Investigators found that LED Lighting Solutions and DeSantos had not only misrepresented the origin of their products, but in at least one case arranged for items to ship directly from China to a federal agency. The implications are serious: under the TAA, China is not an approved source country, and the BAA mandates a preference for American-made goods in many federal contracts. Multiple delivery orders from the Army, FEMA, and other agencies were affected.
The case came to a head not only in federal court but also at the Armed Services Board of Contract Appeals, where LED Lighting had filed two cases contesting contract terminations. As part of the settlement, the company agreed to withdraw both appeals — with prejudice.
From Full Catalog to Clean-Up Mode
Before the federal enforcement action, LED Lighting Solutions advertised a broad range of products: street and area lights, parking garage fixtures, wall packs, high bays, flood lights, downlights, and LED tube lights. Today, its website shows just six items — two flat panels, a troffer, a strip light, one emergency downlight, and a site light.
Whether this pared-down catalog reflects a strategic shift or a quiet removal of non-compliant products is unclear. But the timing, coming amid a settlement over Buy American Act violations, suggests the company may be distancing itself from offerings that previously ran afoul of federal sourcing rules. Buyers browsing the remaining catalog might also note the continued claims that products are DLC listed — a detail worth confirming independently, given recent events.
The Broader Cost
For federal buyers, the fallout may not stop at paperwork violations. Certain agencies — the Air Force, the Army, FEMA, and others — may not have received what they paid for, especially if those purchases were made under the assumption that the lighting products were domestically manufactured. That’s not just a regulatory issue; it’s a procurement one.

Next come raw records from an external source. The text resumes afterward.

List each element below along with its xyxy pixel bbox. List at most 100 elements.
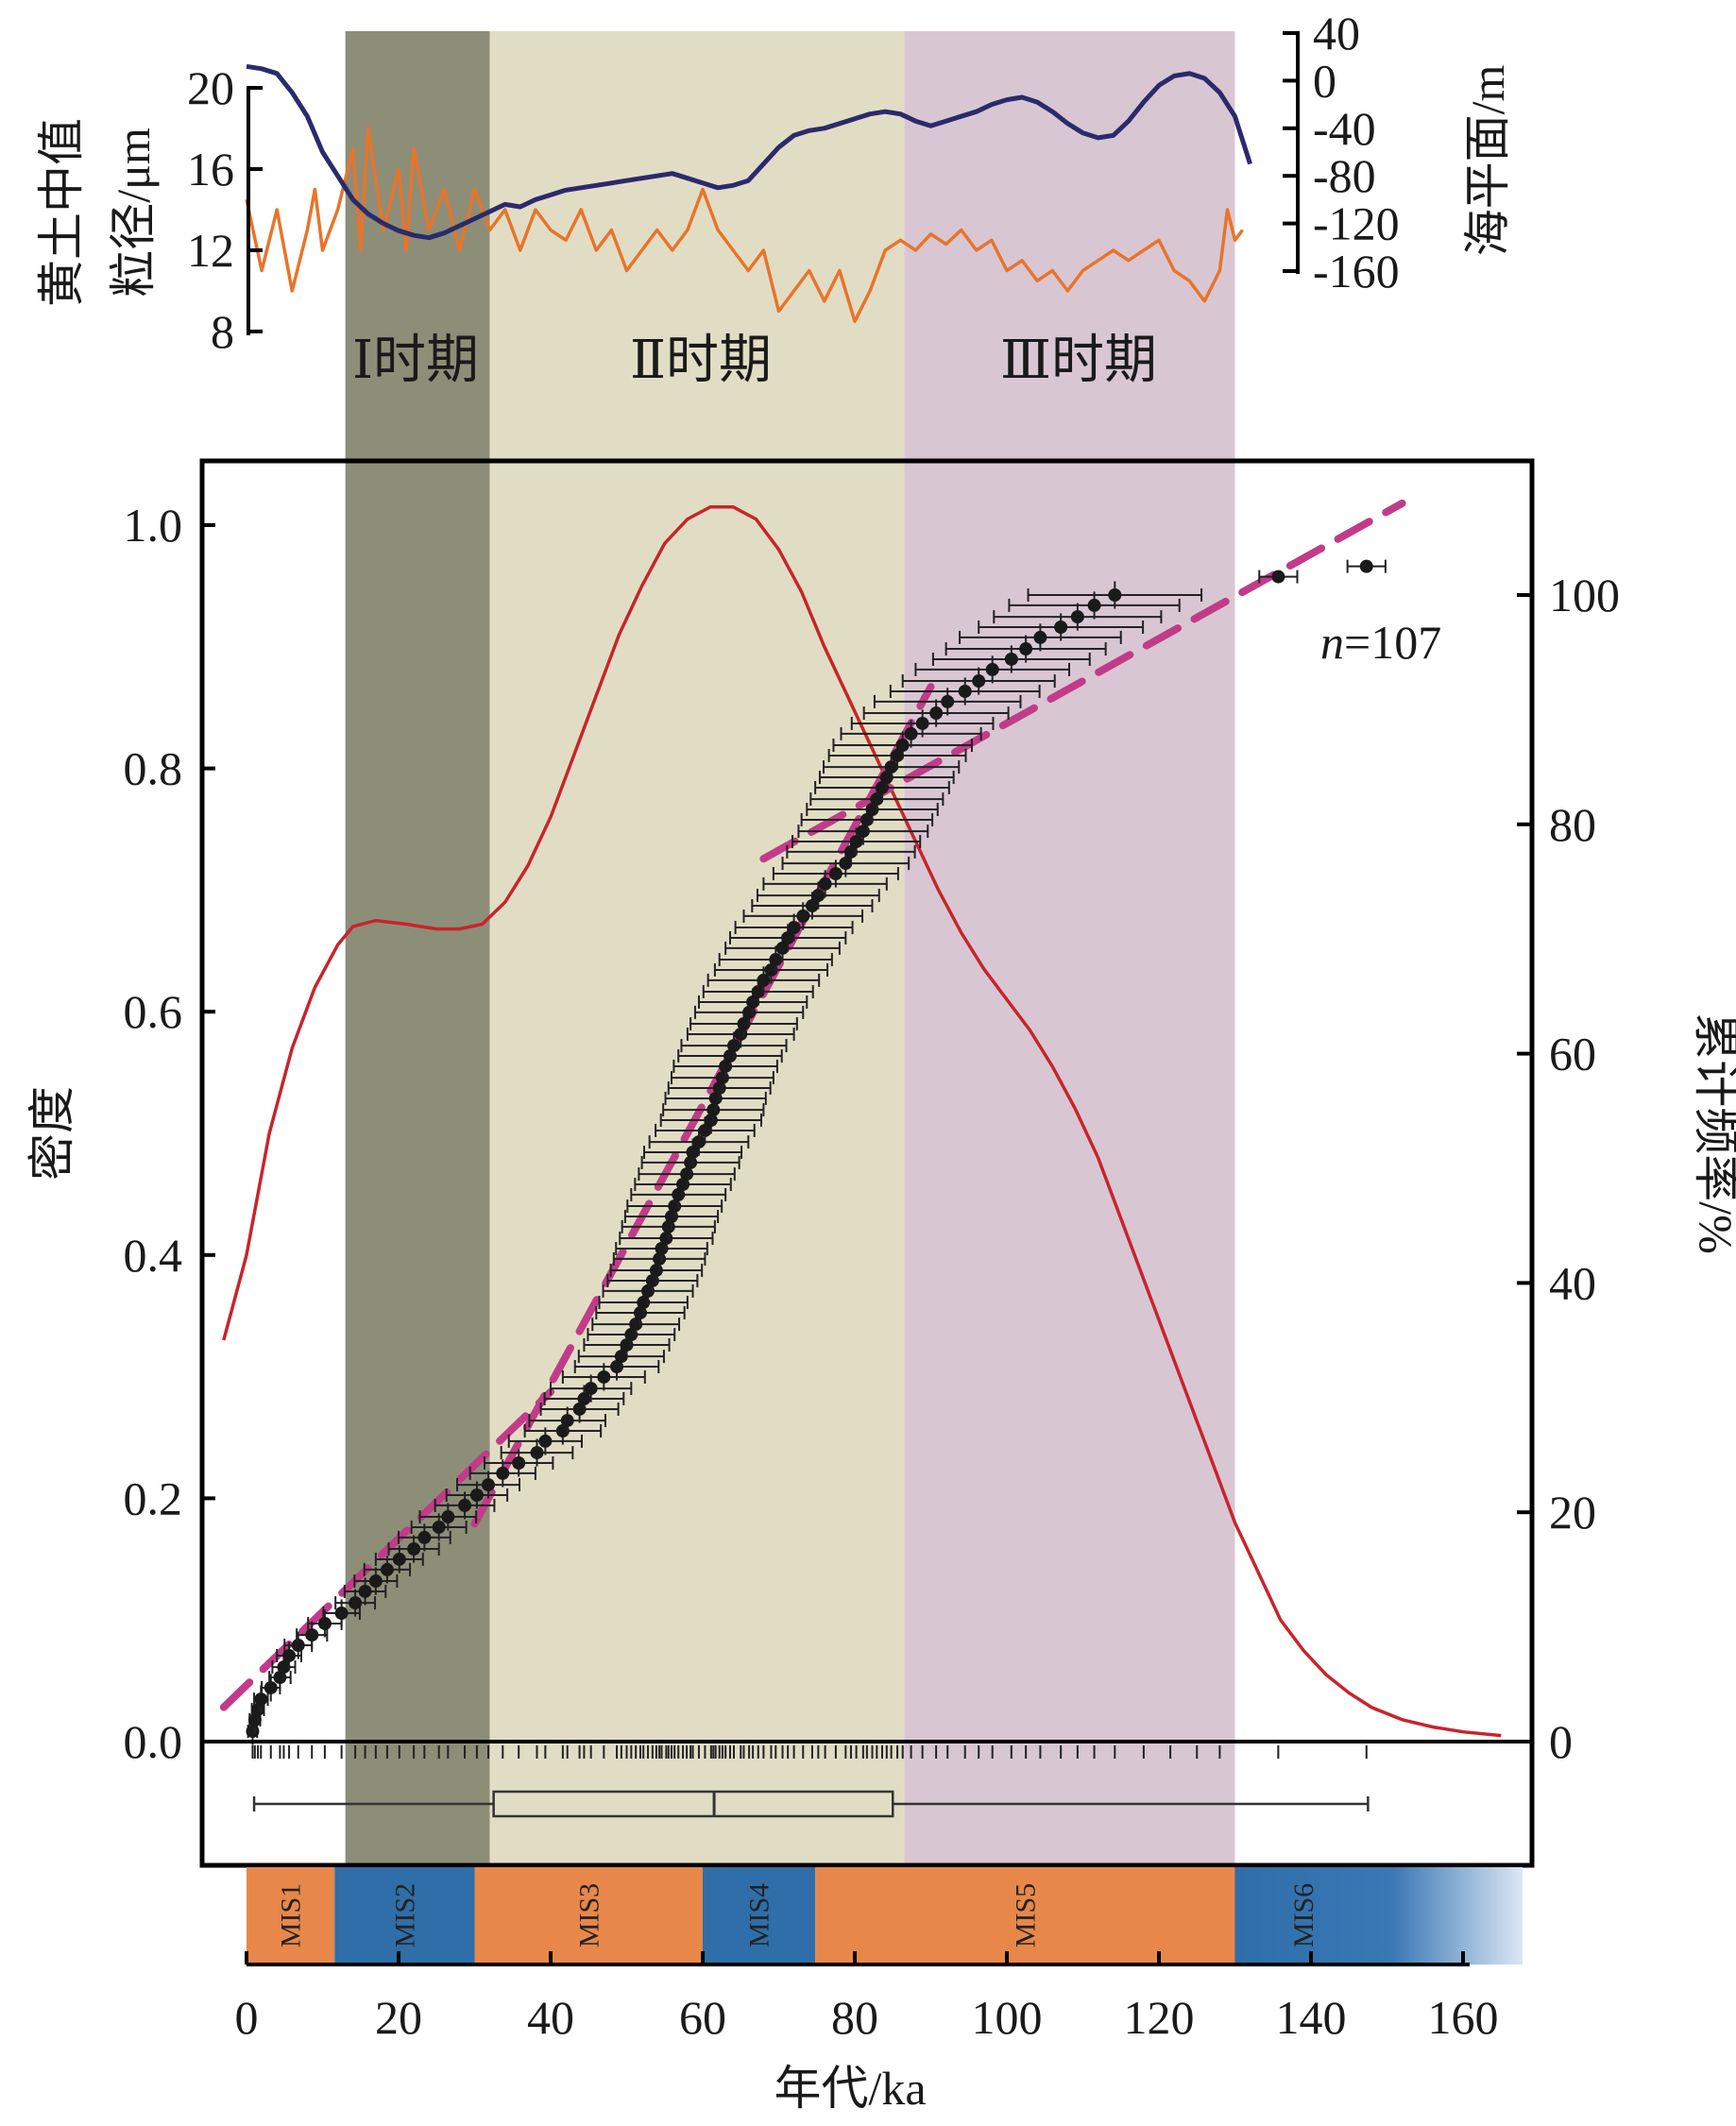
point-marker [1070, 610, 1084, 624]
mis-band-1 [247, 1867, 335, 1964]
top-right-tick-label: -40 [1313, 102, 1376, 155]
main-left-ticks: 0.0 0.2 0.4 0.6 0.8 1.0 [124, 499, 215, 1768]
x-tick-label: 20 [375, 1991, 422, 2044]
data-point [772, 859, 899, 888]
point-marker [839, 857, 853, 871]
data-point [809, 785, 945, 813]
fit-line-2 [470, 683, 935, 1528]
point-marker [614, 1350, 628, 1364]
main-right-tick-label: 0 [1549, 1715, 1573, 1768]
data-point [343, 1577, 387, 1606]
point-marker [538, 1434, 553, 1448]
data-point [850, 709, 995, 738]
point-marker [891, 748, 905, 762]
data-point [662, 1096, 765, 1124]
data-point [840, 720, 982, 748]
point-marker [746, 995, 760, 1009]
data-point [507, 1427, 584, 1455]
point-marker [769, 953, 783, 967]
cumulative-points [246, 559, 1387, 1745]
data-point [762, 870, 888, 898]
point-marker [380, 1562, 394, 1576]
data-point [445, 1481, 509, 1509]
period-label-2: Ⅱ时期 [630, 332, 772, 390]
top-panel: 8 12 16 20 400-40-80-120-160 黄土中值 粒径/μm 海平面… [35, 7, 1514, 358]
data-point [602, 1277, 694, 1305]
data-point [978, 613, 1145, 641]
data-point [931, 645, 1091, 673]
main-right-ticks: 0 20 40 60 80 100 [1517, 569, 1620, 1768]
data-point [702, 978, 814, 1006]
period-label-1: Ⅰ时期 [352, 332, 479, 390]
point-marker [441, 1510, 455, 1524]
main-left-tick-label: 0.4 [124, 1229, 183, 1282]
data-point [539, 1395, 620, 1423]
point-marker [811, 889, 825, 903]
data-point [1027, 581, 1203, 609]
top-series [245, 63, 1252, 324]
mis-label-5: MIS5 [1010, 1883, 1041, 1947]
point-marker [407, 1542, 421, 1556]
mis-band-4 [703, 1867, 816, 1964]
data-point [500, 1438, 574, 1467]
point-marker [254, 1692, 268, 1707]
point-marker [843, 844, 858, 859]
data-point [680, 1031, 788, 1060]
data-point [734, 913, 854, 942]
period-label-3: Ⅲ时期 [1000, 332, 1157, 390]
point-marker [941, 694, 955, 708]
top-left-tick-label: 20 [187, 61, 234, 114]
top-right-tick-label: 40 [1313, 7, 1360, 60]
x-tick-label: 160 [1428, 1991, 1499, 2044]
point-marker [719, 1059, 733, 1073]
point-marker [727, 1039, 741, 1053]
data-point [862, 699, 1010, 727]
point-marker [620, 1337, 634, 1352]
data-point [901, 667, 1056, 695]
point-marker [672, 1187, 686, 1201]
x-tick-label: 80 [831, 1991, 878, 2044]
main-right-tick-label: 20 [1549, 1486, 1596, 1539]
point-marker [555, 1424, 570, 1438]
data-point [483, 1449, 554, 1477]
point-marker [818, 876, 832, 891]
point-marker [1271, 570, 1285, 584]
point-marker [577, 1392, 591, 1406]
point-marker [1054, 620, 1068, 634]
sea-level-line [246, 63, 1252, 241]
data-point [659, 1106, 762, 1134]
main-left-tick-label: 0.6 [124, 985, 183, 1038]
boxplot [252, 1790, 1370, 1818]
point-marker [684, 1155, 698, 1169]
top-right-ylabel: 海平面/m [1461, 65, 1514, 257]
data-point [296, 1621, 329, 1649]
density-line [222, 504, 1502, 1738]
data-point [468, 1459, 536, 1488]
data-point [543, 1385, 625, 1413]
point-marker [349, 1596, 363, 1610]
data-point [640, 1148, 740, 1177]
data-point [253, 1685, 269, 1713]
data-point [455, 1471, 520, 1499]
point-marker [875, 780, 889, 794]
point-marker [264, 1680, 278, 1694]
main-left-ylabel: 密度 [26, 1086, 78, 1181]
top-left-ylabel-line1: 黄土中值 [35, 118, 88, 307]
mis-band-3 [474, 1867, 703, 1964]
top-right-tick-label: -120 [1313, 197, 1400, 250]
top-left-tick-label: 8 [211, 305, 234, 358]
data-point [706, 966, 821, 995]
point-marker [737, 1017, 751, 1031]
mis-label-4: MIS4 [744, 1883, 775, 1947]
rug-ticks [251, 1745, 1368, 1759]
point-marker [653, 1251, 667, 1266]
x-tick-label: 0 [235, 1991, 259, 2044]
data-point [648, 1128, 750, 1156]
data-point [697, 988, 808, 1016]
main-right-ylabel: 累计频率/% [1690, 1012, 1736, 1254]
data-point [434, 1491, 496, 1520]
top-left-tick-label: 16 [187, 143, 234, 196]
period-band-3 [904, 31, 1235, 1865]
point-marker [530, 1446, 544, 1460]
point-marker [879, 771, 894, 785]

And while LED Lighting Solutions collected federal dollars, other manufacturers playing by the rules may have lost out. In an industry where margins are tight and contract access is highly competitive, even small distortions in compliance can shift opportunities away from U.S.-based firms meeting the standard. For those companies, this case is more than a cautionary tale — it’s a missed shot at fair competition.